Higher setup friction? Yes. But for a v1 product aimed at investors who are comfortable reading SEC filings, providing an API key is a reasonable hurdle. The users who get through setup are the users who actually want the product.

What Building This Taught Me

Chrome extension APIs are powerful but byzantine. The permission model (activeTab, storage, sidePanel, declarativeNetRequest), message passing patterns, and the distinction between content script context vs. extension context — all of this is documented but the mental model takes time to internalize. The first week was mostly reading Chrome extension docs.

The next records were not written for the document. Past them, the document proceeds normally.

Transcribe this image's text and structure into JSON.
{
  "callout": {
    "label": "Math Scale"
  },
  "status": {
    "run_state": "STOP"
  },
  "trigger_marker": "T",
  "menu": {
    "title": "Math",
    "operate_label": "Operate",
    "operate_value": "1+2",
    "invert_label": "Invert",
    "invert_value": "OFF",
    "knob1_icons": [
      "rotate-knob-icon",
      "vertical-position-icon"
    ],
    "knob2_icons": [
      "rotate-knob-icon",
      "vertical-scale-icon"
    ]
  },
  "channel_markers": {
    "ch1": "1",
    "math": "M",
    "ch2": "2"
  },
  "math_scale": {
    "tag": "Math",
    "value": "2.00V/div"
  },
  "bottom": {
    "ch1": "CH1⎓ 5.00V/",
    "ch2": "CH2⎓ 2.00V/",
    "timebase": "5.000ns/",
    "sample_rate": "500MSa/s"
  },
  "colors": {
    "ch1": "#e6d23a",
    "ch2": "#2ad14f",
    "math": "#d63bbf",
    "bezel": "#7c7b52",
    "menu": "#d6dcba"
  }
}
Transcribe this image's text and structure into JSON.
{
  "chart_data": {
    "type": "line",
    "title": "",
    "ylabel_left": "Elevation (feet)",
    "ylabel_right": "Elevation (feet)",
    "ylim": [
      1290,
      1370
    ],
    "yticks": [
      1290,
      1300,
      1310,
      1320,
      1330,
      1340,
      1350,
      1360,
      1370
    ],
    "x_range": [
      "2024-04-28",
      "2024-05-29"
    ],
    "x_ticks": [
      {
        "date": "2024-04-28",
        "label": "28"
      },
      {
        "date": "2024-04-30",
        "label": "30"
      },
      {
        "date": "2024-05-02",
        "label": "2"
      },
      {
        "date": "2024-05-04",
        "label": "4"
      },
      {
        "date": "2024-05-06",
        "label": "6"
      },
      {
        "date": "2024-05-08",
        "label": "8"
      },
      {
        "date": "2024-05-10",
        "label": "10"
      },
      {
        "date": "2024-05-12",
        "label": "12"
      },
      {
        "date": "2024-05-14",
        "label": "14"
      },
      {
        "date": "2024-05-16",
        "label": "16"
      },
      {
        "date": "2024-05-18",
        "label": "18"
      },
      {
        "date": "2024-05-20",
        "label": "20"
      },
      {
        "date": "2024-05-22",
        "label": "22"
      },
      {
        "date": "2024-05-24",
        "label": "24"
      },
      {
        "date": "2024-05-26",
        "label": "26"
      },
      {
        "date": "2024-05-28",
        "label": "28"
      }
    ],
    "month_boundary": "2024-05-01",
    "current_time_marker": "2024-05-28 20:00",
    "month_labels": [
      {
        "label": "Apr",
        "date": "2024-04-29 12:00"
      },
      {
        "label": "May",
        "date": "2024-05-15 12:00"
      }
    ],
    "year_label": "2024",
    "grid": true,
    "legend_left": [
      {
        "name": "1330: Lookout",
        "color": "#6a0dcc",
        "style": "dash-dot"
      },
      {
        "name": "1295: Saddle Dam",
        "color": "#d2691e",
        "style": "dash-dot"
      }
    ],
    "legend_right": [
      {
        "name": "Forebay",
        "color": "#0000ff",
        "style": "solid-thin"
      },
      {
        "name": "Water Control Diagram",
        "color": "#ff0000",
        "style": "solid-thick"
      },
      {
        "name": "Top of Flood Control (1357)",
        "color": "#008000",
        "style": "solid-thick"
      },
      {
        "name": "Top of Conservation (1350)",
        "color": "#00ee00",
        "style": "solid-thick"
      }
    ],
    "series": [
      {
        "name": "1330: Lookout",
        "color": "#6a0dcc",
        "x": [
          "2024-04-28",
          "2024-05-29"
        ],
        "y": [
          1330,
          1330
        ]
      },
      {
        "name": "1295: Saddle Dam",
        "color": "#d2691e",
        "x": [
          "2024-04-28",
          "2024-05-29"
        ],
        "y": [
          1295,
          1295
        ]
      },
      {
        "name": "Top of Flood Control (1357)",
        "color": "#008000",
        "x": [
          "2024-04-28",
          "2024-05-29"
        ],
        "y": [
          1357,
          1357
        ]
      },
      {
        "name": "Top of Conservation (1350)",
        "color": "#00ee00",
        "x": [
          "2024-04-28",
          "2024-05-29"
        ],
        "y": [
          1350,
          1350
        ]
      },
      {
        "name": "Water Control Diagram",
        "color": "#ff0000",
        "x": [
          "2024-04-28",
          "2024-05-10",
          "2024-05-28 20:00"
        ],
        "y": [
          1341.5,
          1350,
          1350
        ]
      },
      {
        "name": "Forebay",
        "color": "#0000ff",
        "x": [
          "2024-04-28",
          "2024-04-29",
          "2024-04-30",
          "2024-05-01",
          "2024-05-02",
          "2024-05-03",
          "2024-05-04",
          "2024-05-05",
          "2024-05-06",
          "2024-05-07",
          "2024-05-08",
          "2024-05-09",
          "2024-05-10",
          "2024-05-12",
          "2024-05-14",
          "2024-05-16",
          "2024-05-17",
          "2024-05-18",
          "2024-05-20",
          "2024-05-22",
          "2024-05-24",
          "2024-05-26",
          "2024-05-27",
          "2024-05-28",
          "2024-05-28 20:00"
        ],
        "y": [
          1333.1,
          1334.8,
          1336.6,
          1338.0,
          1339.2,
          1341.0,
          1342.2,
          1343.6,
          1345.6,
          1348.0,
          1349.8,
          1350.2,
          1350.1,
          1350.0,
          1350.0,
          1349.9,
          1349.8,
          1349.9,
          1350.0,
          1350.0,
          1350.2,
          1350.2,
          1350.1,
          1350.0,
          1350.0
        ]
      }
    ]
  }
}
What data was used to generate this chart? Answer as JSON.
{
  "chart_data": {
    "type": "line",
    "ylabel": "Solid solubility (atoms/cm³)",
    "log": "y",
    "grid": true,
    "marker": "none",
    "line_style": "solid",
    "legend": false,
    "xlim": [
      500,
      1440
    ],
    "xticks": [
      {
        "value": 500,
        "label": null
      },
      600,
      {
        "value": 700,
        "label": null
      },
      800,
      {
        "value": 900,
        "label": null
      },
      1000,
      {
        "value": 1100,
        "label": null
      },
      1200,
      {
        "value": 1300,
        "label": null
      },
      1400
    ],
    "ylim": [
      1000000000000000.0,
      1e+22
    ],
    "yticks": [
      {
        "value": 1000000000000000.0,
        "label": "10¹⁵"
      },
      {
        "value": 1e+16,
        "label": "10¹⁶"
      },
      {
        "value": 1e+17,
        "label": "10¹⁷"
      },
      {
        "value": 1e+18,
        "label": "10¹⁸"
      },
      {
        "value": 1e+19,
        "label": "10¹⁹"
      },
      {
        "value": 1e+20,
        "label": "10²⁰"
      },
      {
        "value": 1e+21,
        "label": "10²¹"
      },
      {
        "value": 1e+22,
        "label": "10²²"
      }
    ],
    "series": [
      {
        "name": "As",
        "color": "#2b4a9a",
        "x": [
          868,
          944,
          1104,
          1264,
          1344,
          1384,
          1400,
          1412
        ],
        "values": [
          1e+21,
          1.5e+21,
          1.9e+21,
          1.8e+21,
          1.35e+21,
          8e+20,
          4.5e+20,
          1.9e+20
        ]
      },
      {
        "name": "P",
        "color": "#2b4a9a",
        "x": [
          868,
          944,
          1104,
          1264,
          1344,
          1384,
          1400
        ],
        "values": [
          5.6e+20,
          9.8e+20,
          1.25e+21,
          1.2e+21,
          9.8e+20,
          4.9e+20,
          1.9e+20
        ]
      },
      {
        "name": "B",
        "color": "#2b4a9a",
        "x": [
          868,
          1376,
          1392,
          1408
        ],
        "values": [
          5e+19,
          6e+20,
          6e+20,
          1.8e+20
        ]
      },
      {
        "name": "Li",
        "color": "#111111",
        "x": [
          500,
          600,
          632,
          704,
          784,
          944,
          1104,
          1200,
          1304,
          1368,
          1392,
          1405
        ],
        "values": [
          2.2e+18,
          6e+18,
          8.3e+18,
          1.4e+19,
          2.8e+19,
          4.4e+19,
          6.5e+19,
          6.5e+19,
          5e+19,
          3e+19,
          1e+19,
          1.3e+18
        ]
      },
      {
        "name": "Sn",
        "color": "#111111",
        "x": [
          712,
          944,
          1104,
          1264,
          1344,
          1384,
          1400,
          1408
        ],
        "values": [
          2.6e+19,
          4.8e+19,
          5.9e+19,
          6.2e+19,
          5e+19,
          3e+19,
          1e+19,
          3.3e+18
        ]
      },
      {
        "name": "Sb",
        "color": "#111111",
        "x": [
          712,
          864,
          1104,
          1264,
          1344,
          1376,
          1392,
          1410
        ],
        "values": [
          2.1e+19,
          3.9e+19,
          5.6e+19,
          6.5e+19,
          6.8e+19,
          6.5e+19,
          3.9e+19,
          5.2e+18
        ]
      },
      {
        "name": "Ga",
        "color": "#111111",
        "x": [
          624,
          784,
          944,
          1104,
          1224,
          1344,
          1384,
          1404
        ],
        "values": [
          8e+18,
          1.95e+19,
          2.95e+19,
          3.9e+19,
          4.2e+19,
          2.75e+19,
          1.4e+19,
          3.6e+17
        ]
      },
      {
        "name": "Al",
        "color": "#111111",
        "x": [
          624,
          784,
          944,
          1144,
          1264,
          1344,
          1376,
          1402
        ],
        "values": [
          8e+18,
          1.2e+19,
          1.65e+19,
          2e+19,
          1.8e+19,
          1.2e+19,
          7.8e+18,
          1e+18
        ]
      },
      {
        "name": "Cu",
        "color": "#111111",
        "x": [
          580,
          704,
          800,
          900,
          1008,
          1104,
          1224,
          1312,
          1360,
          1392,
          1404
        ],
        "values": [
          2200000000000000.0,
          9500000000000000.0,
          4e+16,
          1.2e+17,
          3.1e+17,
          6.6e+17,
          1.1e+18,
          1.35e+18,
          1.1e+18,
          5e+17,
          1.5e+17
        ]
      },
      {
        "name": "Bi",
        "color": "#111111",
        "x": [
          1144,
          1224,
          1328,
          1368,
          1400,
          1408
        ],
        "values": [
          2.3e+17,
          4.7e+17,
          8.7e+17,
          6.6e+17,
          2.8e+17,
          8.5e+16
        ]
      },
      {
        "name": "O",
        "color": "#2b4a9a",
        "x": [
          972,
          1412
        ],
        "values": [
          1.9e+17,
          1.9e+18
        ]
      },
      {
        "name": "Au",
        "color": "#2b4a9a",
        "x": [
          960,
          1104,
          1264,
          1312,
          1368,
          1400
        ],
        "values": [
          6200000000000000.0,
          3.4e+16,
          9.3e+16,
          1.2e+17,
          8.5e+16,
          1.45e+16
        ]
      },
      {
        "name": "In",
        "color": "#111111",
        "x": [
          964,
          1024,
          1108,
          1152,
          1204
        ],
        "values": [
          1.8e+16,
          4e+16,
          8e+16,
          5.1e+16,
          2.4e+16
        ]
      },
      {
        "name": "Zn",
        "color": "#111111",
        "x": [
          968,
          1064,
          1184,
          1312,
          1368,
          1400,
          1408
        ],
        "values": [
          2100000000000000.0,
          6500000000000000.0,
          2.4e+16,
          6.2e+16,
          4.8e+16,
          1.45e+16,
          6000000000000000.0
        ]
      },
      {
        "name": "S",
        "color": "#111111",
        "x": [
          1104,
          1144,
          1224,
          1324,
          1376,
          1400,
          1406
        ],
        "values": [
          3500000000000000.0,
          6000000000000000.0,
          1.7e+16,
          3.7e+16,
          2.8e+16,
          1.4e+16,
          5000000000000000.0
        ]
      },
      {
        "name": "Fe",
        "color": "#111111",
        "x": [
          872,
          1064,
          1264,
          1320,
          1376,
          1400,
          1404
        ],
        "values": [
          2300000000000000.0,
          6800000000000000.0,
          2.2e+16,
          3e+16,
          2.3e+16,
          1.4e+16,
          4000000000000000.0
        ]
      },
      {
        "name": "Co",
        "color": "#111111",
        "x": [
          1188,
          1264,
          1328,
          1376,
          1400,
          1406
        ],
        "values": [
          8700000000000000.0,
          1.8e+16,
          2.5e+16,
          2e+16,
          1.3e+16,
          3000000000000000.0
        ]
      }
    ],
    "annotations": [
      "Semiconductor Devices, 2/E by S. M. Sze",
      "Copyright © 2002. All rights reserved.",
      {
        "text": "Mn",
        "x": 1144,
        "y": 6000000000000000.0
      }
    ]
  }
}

Financial domain requires calibration. Generic LLM prompts produce generic output. “Summarize this filing” produces vague summaries. I needed specific prompts: “Extract specific dollar figures for revenue, operating income, and net income. Flag any year-over-year decreases greater than 10%. Identify going-concern language or auditor change disclosures.” Domain knowledge shapes prompt engineering.

Local caching is a product decision, not an implementation detail. Users who get instant results (from cache) feel like the product is fast and smart. Users who wait 10 seconds every time they analyze a section feel like it’s slow. The cache is the experience.

IndexedDB migrations are real. When I changed the cache schema (added a new field to the analysis result), existing cached data broke. I had to implement versioned migrations. This is the kind of thing you don’t think about until you’re looking at a cached result that doesn’t match your TypeScript types.

The extension works. Install it, navigate to any EDGAR filing, and you get instant term definitions on hover, AI summaries with a click, and risk flags pulled directly from the text. That’s what it’s supposed to do.